EBay sales get holiday boost from mobile push
EBay, operator of the world's largest online marketplace, reported fourth-quarter revenue that topped some analysts' estimates, helped by record holiday sales on the web and mobile devices.
Sales climbed 18 per cent to US$3.99 billion, the company said yesterday. That exceeded the average analysts' estimate of US$3.98 billion. Profit before certain items was 70 US cents a share, matching projections.
The results suggest chief executive John Donahoe is sustaining a turnaround effort that began in March 2008, when he succeeded Meg Whitman. The company has been pushing to generate more revenue from consumers shopping on tablets and smartphones, and from retailers that use eBay to sell their merchandise.
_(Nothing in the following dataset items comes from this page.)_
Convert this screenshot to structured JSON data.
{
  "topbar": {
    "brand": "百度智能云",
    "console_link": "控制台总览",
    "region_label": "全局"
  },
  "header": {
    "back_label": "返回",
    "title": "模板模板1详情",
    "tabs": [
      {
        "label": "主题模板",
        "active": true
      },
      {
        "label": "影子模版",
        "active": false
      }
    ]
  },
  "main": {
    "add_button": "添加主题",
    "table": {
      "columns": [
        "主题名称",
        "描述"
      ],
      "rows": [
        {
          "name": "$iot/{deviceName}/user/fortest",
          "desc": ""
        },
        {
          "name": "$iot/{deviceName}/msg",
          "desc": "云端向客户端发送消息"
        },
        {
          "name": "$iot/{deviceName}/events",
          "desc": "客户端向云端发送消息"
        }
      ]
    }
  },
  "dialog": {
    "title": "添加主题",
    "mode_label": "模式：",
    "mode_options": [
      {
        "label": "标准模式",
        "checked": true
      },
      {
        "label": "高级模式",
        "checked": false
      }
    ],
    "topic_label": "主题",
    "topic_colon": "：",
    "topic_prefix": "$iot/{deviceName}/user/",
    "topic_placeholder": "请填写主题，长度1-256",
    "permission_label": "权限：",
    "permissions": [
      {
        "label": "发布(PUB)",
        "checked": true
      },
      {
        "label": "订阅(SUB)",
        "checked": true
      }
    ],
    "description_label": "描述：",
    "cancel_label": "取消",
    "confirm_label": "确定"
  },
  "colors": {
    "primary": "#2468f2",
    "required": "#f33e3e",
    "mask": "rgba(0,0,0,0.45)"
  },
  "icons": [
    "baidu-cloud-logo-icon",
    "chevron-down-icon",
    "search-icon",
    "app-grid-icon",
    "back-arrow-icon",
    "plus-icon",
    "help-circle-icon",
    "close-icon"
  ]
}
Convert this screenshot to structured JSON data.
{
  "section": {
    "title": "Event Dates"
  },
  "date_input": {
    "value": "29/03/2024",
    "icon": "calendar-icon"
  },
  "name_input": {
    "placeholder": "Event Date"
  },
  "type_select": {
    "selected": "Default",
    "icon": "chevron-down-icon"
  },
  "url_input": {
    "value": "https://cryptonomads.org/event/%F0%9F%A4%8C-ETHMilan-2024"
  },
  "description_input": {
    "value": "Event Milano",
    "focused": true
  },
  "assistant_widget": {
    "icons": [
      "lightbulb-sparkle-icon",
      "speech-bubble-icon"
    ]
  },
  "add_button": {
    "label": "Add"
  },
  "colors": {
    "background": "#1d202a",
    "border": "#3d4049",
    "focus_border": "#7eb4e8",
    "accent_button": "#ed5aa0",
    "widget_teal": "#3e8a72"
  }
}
That has resulted in 14 consecutive quarters of sales growth and a 75 per cent rally in the shares since Donahoe took the helm.
"The legacy marketplaces business - it's kind of carried into mobile," said Bill Smead, chief investment officer of Smead Capital Management. "You get involved with bidding or selling something on eBay, and it's nice to carry around the device where you're doing that with you."
On Cyber Monday in November, transactions on eBay's mobile applications more than doubled from the year before, while PayPal mobile-payment volume almost tripled. EBay charges a fee for each item sold and for each PayPal transaction.
PayPal's sales rose 24 per cent to US$1.54 billion. Revenue in the marketplaces division grew 16 per cent to US$2.05 billion, while US sales on eBay, excluding cars, trucks and other vehicles, jumped 19 per cent.
Net income in the fourth quarter fell to US$751 million from US$1.98 billion a year earlier, when eBay sold the remainder of its stake in Skype to Microsoft.